I was just using that book as an example of how complicated the topic was!
So you can't prove anything about anyone. No test can qualify or disqualify anyone. What about writing code? Isn't that a kind of basic test of intelligence? Or do you hold that anyone can write as well as anyone else, and there's no fundamental logic or critical thinking needed as long as they're properly trained? If that's true, why all this bother about who to hire -- can't we just hire anybody, and find them equally useful or useless in their jobs?

You've gotta measure people somehow in order to hire them, right? You can spend all day talking about how unfair any possible test is, but the world will continue choosing people based on a multitude of criteria, most of which boil down to intelligence, and all I'm suggesting is that there are more efficient and less circumspect ways of doing that.

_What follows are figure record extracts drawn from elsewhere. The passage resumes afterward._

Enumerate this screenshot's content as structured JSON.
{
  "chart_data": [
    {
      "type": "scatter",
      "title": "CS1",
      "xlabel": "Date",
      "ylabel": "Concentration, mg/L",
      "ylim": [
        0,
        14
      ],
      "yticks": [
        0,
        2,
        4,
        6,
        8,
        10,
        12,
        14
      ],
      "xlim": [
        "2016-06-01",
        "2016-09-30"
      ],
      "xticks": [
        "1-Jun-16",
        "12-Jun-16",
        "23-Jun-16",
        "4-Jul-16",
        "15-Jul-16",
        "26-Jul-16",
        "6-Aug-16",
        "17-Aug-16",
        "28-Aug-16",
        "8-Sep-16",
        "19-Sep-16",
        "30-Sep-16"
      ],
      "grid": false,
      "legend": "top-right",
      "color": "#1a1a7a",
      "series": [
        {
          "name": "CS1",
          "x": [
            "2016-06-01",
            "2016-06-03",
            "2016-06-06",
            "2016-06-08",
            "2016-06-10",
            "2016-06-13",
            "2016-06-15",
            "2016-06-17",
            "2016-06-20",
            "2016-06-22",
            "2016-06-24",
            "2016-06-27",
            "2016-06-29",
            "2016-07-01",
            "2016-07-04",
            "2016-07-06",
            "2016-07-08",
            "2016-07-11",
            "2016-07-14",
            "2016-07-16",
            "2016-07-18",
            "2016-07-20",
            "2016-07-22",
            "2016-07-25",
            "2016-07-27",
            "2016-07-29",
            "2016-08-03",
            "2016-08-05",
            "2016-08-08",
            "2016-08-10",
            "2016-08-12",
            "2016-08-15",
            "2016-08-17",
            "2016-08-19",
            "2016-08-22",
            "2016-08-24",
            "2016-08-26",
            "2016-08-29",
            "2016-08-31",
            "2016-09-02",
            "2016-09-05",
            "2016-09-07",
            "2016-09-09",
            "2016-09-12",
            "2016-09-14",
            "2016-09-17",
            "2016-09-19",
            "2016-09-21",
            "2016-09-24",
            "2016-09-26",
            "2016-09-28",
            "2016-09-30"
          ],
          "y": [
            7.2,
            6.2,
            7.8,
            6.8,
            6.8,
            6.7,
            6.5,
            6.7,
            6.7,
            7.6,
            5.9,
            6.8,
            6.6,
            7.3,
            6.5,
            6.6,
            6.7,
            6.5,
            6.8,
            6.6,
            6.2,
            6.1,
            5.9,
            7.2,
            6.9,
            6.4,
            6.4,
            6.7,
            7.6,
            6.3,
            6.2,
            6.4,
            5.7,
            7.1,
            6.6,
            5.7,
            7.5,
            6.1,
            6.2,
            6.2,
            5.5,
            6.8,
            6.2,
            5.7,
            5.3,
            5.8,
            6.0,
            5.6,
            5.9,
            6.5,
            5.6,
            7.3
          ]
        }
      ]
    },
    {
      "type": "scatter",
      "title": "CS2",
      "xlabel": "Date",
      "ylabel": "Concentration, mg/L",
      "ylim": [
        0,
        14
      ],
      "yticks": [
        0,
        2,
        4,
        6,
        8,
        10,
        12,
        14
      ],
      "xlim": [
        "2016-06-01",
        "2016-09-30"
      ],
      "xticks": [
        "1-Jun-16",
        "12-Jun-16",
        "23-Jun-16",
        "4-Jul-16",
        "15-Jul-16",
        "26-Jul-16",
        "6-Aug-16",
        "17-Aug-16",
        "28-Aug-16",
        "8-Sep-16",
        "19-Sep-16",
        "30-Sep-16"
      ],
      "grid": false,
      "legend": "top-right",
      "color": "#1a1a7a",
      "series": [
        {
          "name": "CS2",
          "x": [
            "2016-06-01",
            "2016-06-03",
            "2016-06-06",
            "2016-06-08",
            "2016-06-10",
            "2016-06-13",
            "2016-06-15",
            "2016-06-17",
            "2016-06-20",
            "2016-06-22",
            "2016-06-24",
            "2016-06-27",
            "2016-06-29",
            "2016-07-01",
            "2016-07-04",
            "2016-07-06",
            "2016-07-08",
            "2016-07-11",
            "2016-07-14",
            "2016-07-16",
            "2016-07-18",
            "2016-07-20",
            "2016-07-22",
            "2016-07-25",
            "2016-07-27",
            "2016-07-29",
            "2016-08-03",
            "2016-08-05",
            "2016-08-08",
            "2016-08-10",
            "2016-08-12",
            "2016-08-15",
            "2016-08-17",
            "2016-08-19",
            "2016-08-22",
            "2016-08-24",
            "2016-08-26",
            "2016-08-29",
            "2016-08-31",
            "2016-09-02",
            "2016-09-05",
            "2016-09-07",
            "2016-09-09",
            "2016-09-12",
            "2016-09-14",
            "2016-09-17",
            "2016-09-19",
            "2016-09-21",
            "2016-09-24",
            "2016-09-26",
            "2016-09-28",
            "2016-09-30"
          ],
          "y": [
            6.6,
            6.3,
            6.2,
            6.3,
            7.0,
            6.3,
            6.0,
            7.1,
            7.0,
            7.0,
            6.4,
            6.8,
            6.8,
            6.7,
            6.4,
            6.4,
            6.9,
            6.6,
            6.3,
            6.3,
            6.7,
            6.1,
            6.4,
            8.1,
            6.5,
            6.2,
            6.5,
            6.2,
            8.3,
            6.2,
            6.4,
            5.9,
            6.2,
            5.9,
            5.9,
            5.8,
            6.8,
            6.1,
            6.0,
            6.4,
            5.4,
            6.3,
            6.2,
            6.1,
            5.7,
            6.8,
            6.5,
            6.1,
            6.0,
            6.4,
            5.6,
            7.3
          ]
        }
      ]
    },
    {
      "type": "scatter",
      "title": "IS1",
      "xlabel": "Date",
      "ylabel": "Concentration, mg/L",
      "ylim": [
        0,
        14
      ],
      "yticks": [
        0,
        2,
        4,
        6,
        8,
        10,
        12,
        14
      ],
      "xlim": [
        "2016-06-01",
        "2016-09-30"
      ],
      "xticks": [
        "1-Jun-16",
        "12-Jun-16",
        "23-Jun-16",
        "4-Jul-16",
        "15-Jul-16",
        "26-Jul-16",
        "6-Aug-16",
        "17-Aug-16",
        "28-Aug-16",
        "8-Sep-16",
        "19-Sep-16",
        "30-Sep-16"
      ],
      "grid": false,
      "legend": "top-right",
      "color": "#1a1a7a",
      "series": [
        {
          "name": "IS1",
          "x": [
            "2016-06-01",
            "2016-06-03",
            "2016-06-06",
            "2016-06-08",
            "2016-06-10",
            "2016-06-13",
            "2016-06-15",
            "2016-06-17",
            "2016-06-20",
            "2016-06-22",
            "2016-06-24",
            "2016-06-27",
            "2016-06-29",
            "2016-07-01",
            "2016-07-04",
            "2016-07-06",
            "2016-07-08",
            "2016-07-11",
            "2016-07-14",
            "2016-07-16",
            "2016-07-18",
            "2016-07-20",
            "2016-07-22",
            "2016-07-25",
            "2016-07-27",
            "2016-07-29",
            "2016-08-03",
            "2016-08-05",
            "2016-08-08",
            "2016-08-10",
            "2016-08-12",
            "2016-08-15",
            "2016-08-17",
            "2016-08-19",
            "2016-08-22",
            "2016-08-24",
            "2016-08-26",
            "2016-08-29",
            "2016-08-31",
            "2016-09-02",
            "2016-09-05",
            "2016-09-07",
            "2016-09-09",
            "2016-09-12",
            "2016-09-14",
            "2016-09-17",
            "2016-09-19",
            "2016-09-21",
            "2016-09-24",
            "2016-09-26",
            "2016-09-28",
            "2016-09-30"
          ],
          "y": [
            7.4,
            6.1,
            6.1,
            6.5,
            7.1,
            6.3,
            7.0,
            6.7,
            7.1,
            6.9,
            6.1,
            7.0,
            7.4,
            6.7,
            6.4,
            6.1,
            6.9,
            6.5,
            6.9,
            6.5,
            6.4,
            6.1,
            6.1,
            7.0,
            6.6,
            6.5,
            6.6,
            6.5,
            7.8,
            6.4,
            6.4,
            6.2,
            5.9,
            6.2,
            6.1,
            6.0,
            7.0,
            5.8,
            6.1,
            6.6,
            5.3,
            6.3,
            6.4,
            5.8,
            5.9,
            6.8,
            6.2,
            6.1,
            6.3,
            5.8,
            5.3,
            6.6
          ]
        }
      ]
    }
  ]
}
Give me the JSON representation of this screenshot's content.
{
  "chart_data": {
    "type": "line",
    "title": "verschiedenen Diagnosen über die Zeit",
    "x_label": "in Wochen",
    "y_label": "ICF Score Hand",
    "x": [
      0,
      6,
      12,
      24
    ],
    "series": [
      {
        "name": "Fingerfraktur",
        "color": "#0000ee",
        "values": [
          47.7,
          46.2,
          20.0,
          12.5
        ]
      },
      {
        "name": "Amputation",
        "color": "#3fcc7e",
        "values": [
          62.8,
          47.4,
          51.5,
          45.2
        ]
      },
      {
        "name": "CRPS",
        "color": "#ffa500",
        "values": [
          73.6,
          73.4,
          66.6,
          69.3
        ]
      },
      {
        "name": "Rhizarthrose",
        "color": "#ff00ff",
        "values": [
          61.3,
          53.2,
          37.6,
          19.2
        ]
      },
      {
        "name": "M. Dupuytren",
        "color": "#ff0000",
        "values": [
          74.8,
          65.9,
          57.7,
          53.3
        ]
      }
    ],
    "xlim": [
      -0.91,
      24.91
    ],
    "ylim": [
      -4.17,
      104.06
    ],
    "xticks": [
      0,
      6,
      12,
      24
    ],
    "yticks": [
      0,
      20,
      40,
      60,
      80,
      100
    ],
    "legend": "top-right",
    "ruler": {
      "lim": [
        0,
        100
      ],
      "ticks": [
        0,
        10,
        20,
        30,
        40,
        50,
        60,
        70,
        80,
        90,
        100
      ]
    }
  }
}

Right, and I said if you could create such a test there wouldn't be objections to it being used. But it is hardly a solved problem! The especial sticking point is actually showing that some general test really correlates with how well you do the specific job.

(Go and read the wikipedia article about the relevent court case: http://en.wikipedia.org/wiki/Griggs_v._Duke_Power_Co.)

The problem is that, yes from first principals, a biased test is not a true "measurement of intelligence test", however loads of tests that people have been calling "IQ tests", or are found in books called "Big Book of IQ Tests" or "Test your IQ" are biased. So the term has changed, and includes all these biased tests. If you, as a employer tried to do IQ tests, you would probably find it quite hard to find one that you could be sure wasn't biased.